Assuming that f(n) >= n.

If possible, I'd like a proof in terms of Turing machines. I understand the reason why with machines that run on binary, because each "tape cell" is a bit with either 0 or 1, but in Turing machines a tape cell could hold any number of symbols. I'm having trouble why the base is '2' and not something like 'b' where 'b' is the number of types of symbols of the Turing machine tape.

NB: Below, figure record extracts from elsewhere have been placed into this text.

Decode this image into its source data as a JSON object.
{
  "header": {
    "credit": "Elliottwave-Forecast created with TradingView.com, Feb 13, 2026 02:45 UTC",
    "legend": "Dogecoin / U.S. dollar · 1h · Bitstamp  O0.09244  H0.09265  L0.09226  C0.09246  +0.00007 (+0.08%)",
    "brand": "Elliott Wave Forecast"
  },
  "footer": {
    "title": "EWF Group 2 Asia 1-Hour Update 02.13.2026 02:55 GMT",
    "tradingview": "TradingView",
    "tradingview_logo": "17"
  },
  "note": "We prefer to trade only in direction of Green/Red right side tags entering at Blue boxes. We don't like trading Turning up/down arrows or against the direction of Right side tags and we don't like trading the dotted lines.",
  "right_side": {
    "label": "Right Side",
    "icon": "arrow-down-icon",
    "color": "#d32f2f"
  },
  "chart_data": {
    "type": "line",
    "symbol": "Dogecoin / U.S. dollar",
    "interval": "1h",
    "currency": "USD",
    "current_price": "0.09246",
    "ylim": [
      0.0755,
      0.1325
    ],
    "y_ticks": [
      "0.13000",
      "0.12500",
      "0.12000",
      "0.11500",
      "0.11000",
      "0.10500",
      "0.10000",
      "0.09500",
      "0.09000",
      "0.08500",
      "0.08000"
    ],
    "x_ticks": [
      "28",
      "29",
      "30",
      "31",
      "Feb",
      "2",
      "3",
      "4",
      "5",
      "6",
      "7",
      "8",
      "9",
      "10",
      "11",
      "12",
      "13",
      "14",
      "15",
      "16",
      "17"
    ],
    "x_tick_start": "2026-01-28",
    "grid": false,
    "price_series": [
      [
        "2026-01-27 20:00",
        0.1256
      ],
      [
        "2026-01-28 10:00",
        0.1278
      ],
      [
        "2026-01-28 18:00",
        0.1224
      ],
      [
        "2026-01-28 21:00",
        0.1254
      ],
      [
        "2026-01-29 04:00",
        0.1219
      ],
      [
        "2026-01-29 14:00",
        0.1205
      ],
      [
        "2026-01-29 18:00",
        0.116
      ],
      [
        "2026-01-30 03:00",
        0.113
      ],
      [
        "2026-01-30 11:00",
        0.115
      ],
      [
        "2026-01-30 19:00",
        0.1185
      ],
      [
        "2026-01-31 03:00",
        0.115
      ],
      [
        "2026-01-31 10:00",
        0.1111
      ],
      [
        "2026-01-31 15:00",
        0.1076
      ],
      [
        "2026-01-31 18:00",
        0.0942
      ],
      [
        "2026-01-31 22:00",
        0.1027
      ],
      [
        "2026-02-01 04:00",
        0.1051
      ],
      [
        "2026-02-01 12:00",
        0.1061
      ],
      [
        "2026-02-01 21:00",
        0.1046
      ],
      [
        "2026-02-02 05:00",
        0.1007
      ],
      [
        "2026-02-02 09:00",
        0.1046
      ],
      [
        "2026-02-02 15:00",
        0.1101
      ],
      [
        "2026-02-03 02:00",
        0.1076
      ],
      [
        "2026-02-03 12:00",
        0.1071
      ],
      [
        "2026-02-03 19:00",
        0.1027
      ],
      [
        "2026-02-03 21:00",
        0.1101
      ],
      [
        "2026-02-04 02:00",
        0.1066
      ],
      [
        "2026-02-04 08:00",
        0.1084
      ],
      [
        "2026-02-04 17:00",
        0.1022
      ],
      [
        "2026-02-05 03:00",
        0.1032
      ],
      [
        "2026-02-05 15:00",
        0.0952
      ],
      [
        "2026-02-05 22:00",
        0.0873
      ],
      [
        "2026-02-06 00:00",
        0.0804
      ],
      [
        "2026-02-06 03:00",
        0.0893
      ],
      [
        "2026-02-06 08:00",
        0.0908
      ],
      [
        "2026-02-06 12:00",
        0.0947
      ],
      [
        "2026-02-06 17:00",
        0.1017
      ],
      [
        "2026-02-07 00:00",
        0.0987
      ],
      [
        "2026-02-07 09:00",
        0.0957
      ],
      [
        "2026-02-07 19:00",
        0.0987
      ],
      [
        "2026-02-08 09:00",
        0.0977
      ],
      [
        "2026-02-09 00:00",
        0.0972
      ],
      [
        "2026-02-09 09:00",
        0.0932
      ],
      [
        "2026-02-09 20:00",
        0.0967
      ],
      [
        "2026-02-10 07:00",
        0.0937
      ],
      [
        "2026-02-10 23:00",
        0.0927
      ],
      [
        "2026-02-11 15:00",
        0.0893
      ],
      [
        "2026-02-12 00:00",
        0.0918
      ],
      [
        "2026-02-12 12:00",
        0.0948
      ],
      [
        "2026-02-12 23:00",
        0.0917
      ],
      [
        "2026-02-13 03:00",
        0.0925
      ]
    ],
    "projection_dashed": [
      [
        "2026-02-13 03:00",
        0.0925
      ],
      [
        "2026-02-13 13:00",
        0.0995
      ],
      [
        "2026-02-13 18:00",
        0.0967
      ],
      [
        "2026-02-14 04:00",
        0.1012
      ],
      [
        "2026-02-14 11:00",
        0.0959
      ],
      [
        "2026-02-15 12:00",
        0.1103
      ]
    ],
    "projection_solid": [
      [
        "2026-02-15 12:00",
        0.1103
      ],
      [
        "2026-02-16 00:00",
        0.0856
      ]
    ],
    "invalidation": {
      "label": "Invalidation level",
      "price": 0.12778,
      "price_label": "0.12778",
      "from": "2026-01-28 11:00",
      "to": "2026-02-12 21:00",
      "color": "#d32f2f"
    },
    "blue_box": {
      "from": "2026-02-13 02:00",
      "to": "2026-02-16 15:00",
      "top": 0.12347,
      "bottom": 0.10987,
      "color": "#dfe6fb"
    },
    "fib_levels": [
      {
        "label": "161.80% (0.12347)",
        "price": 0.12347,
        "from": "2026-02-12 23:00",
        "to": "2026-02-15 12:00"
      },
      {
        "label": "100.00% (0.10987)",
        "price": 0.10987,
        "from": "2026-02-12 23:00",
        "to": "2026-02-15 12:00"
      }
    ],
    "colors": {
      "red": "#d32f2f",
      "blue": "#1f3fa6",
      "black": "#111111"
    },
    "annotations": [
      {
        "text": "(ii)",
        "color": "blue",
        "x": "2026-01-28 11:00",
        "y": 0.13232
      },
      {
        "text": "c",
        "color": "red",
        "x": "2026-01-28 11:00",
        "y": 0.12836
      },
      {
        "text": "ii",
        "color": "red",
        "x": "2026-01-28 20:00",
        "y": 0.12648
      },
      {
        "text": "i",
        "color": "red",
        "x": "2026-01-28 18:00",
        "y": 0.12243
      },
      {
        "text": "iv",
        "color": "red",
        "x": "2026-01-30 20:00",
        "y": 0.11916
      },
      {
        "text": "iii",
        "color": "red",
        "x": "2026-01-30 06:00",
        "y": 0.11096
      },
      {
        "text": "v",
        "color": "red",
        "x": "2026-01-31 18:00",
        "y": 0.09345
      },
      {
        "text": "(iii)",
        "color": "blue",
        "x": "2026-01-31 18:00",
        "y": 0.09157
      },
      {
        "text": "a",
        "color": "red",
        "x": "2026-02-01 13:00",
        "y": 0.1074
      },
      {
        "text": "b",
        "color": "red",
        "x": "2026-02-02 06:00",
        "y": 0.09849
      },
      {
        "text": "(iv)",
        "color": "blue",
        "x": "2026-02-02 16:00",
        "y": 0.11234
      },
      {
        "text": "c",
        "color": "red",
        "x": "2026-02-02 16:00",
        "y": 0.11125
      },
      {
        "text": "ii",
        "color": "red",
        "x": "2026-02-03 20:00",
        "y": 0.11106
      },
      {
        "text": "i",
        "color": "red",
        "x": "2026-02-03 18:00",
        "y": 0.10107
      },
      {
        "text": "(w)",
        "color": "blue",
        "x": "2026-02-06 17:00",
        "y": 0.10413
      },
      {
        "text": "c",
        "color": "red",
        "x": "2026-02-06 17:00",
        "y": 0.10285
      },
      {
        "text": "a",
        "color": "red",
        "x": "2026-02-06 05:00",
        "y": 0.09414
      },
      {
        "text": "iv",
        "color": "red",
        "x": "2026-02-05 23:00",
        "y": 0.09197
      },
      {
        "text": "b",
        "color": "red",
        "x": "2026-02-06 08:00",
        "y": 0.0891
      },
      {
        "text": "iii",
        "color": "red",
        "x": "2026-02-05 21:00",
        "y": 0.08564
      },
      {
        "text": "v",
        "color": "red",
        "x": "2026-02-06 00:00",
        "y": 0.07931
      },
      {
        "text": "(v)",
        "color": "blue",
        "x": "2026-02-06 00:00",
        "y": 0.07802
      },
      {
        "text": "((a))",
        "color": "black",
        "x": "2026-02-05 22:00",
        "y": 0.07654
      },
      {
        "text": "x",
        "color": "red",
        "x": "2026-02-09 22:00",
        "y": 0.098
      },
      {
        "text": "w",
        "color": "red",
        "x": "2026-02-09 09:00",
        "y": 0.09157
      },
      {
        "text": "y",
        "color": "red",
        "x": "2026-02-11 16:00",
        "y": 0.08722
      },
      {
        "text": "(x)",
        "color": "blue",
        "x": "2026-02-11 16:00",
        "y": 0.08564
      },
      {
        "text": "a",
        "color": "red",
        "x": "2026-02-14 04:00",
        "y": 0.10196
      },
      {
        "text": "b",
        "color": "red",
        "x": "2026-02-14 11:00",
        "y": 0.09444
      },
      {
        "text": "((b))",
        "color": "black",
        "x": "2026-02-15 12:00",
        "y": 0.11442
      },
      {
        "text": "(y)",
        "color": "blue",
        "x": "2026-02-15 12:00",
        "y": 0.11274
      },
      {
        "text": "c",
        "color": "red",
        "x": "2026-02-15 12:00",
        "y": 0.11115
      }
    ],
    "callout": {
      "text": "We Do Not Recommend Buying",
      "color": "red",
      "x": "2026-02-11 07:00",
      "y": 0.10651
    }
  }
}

• That is the worst case. As is also shown by the use of O notation. It is commonly referred to the encoding in the CLRS. Since every character can be encoded in a minimum of 2 characters. If you encode using only one than you will have a linear complexity in input length rather than the logarithmic complexity the binary encoding offers. Which when applied to a linear problem will give a theoretical exponential complexity. Please refer to CLRS, Introduction to Algorithms part on NP completeness for better explanation.
– anon
Jan 1, 2019 at 23:16

Because it does not matter in the sense that $$2^{O(f(n))} = b^{O(f(n))}$$ for any positive $$b > 1$$.
Using the popular set-theoretic understanding of the big $$O$$-notation, we have \begin{align} 2^{O(f(n))}&=\{2^{g(n)}\mid g(n)\in O(f(n))\} \\ &=\{\left(b^{\log_b2}\right)^{g(n)}\mid g(n)\in O(f(n))\} \\ &=\{b^{h(n)}\mid \exists g(n),\ h(n)= (\log_b2)g(n),\ g(n)\in O(f(n))\} \\ &=\{b^{h(n)}\mid h(n)\in O(f(n))\} \\ &=b^{O(f(n))}\end{align}
By the way, there is no need to assume $$f(n)\ge n$$. For example, all above hold when $$f(n) = \lceil\sqrt n\rceil$$ or $$f(n) = \lceil\log_2n\rceil$$.
Because an exponential function to any base can be expressed in terms of any exponential function of another base, in a way which also happens to make this possible. Namely, for any real number $$a > 0$$, $$a^x = 2^{\lg(a)\ x}$$. Thus if you have $$a^{O(f(n))}$$ it is the same as $$2^{\lg(a)\ O(f(n))}$$. But a constant multiplying a big-O simply gets absorbed into it, since the whole point of the notation is that it's the shape, not the scale, of the function wrapped by it that counts.